Estudios in silico de la afinidad de distintos ligandos por sus macromoleculas diana
- NEGRI MARTINEZ, ANA
- Federico Gago Badenas Director
Defence university: Universidad de Alcalá
Fecha de defensa: 18 December 2008
- María Luz López Rodríguez Chair
- Antonio Ramón Jiménez Ruiz Secretary
- Antonio Morreale Committee member
- José Manuel Sánchez Ruiz Committee member
- Jan Balzarini Committee member
Type: Thesis
Abstract
En la presente Tesis se han realizado ténicas de mdelado molecular, en combinación con información experimental, para crear modelos plausibles de los procesos de reconocimiento entre ligandos y moléculas diana del tipo DNA o Proteína. En este sentido, se han manejado distintas herramientas y modelos biológicos entre los que merece destacarse: 1. Simulaciones de integraciones termodinámicas de energía libre asociadas al proceso de conversión de pares de bases del DNA al objeto de estudiar el aumento de la afinidad de unión del bis-intercalante 2QN a los sitios GCGC y la remarcable pérdida de energía de unión entre el CysMeTANDEM y los sitios ICI en comparación con los sitios ATAT. 2. Modelo de unión del agente antitumoral Thiocoralina A al DNA. Realizado mediante simulaciones de dinámica molecular en solución acuosa. 3. Estudio de la reacción de deshalogenación realizada por el enzima LinB sobre tres sustratos diferentes.

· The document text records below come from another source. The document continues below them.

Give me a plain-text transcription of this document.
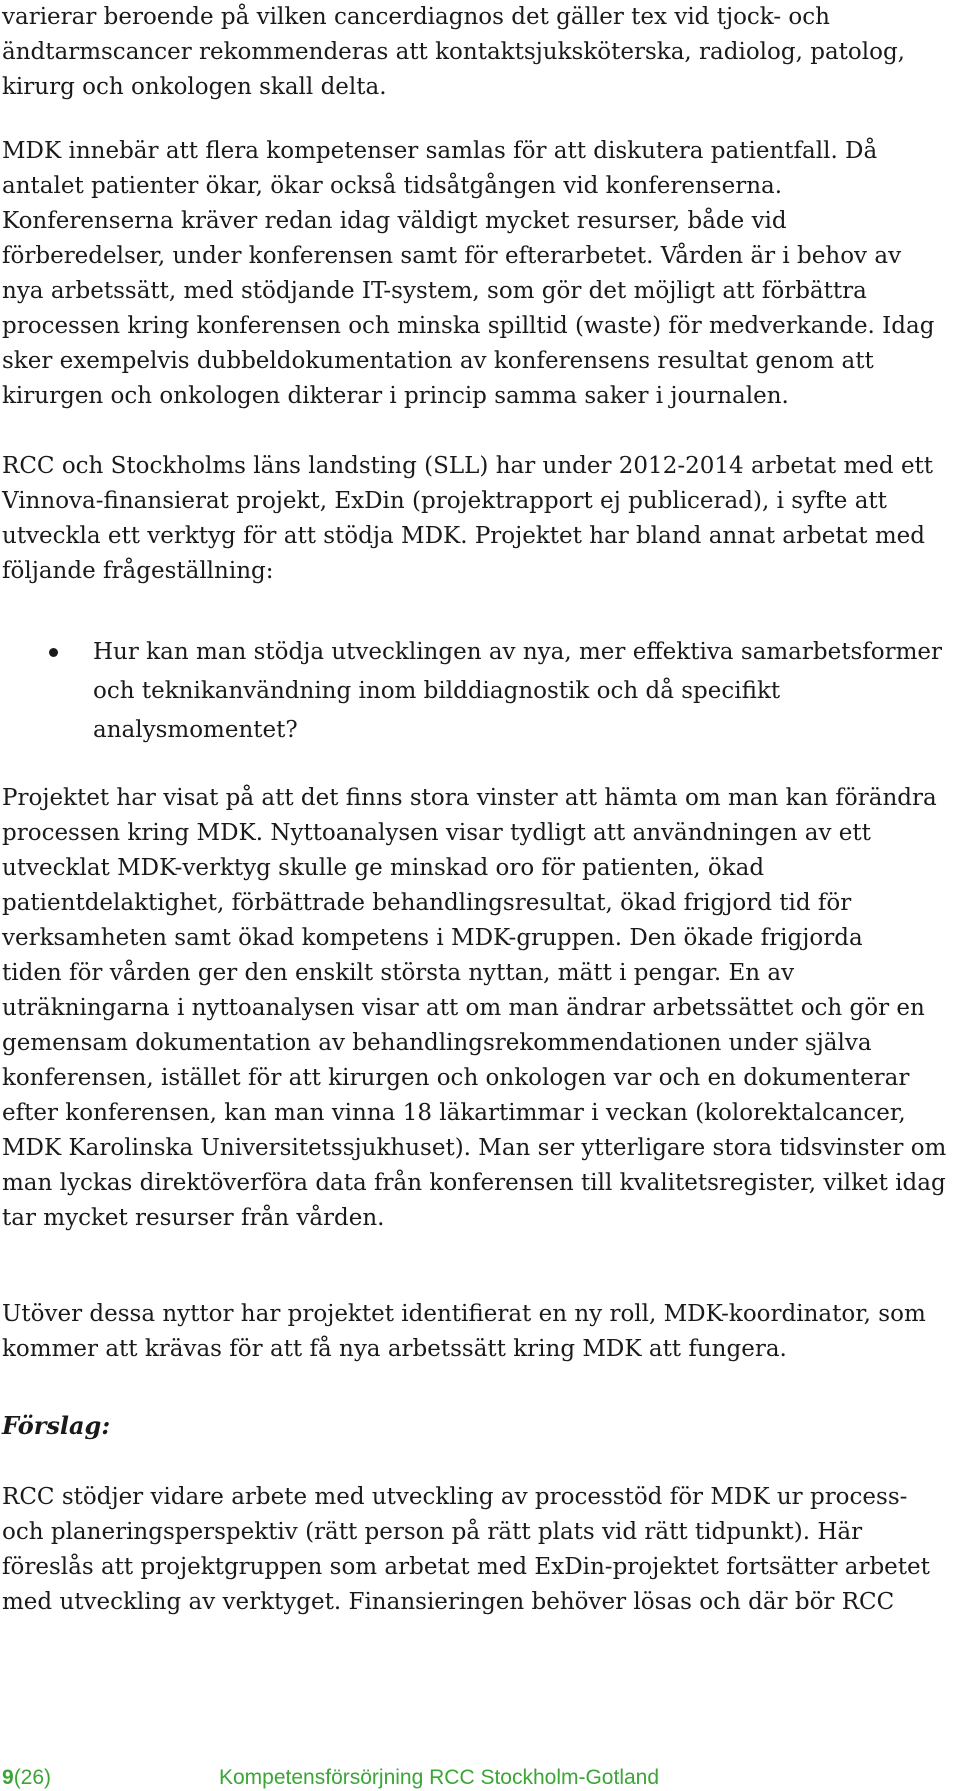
varierar beroende på vilken cancerdiagnos det gäller tex vid tjock- och
ändtarmscancer rekommenderas att kontaktsjuksköterska, radiolog, patolog,
kirurg och onkologen skall delta.
MDK innebär att flera kompetenser samlas för att diskutera patientfall. Då
antalet patienter ökar, ökar också tidsåtgången vid konferenserna.
Konferenserna kräver redan idag väldigt mycket resurser, både vid
förberedelser, under konferensen samt för efterarbetet. Vården är i behov av
nya arbetssätt, med stödjande IT-system, som gör det möjligt att förbättra
processen kring konferensen och minska spilltid (waste) för medverkande. Idag
sker exempelvis dubbeldokumentation av konferensens resultat genom att
kirurgen och onkologen dikterar i princip samma saker i journalen.
RCC och Stockholms läns landsting (SLL) har under 2012-2014 arbetat med ett
Vinnova-finansierat projekt, ExDin (projektrapport ej publicerad), i syfte att
utveckla ett verktyg för att stödja MDK. Projektet har bland annat arbetat med
följande frågeställning:
Hur kan man stödja utvecklingen av nya, mer effektiva samarbetsformer
och teknikanvändning inom bilddiagnostik och då specifikt
analysmomentet?
Projektet har visat på att det finns stora vinster att hämta om man kan förändra
processen kring MDK. Nyttoanalysen visar tydligt att användningen av ett
utvecklat MDK-verktyg skulle ge minskad oro för patienten, ökad
patientdelaktighet, förbättrade behandlingsresultat, ökad frigjord tid för
verksamheten samt ökad kompetens i MDK-gruppen. Den ökade frigjorda
tiden för vården ger den enskilt största nyttan, mätt i pengar. En av
uträkningarna i nyttoanalysen visar att om man ändrar arbetssättet och gör en
gemensam dokumentation av behandlingsrekommendationen under själva
konferensen, istället för att kirurgen och onkologen var och en dokumenterar
efter konferensen, kan man vinna 18 läkartimmar i veckan (kolorektalcancer,
MDK Karolinska Universitetssjukhuset). Man ser ytterligare stora tidsvinster om
man lyckas direktöverföra data från konferensen till kvalitetsregister, vilket idag
tar mycket resurser från vården.
Utöver dessa nyttor har projektet identifierat en ny roll, MDK-koordinator, som
kommer att krävas för att få nya arbetssätt kring MDK att fungera.
Förslag:
RCC stödjer vidare arbete med utveckling av processtöd för MDK ur process-
och planeringsperspektiv (rätt person på rätt plats vid rätt tidpunkt). Här
föreslås att projektgruppen som arbetat med ExDin-projektet fortsätter arbetet
med utveckling av verktyget. Finansieringen behöver lösas och där bör RCC
9(26)	Kompetensförsörjning RCC Stockholm-Gotland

El estudio se ha realizado empleando una combinación de cálculos de mecánica cuántica y simulaciones de dinámica molecular. 4. Estudio de los cambios conformacionales que tienen lugar a lo largo de un ciclo catalítico completo del enzima Tiorredoxina Reductasa de Escherichia coli. Este estudio ha permitido caracterizar algunos pasos intermedios de la reacción que no pueden ser individualizados mediante métodos experimentales y ha puesto de manifiesto la importancia de ciertos residuos del sustrato en el proceso de interacción con el enzima. Esta predicción se ha comprobado mediante estudios experimentales basados en mutagénesis dirigida. 5. Exploración de modo de unión de varios inhibidores enzimáticos de la Timidina Kinasa mitocondrial humana (TK2) y la Timidilato Kinasa de Mycobacterium tuberculosis mediante técnicas de acoplamiento de ligando y simulaciones de dinámica molecular. El estudio ha permitido identificar residuos relevantes para un posterior análisis experimental basado en mutagénesis dirigida.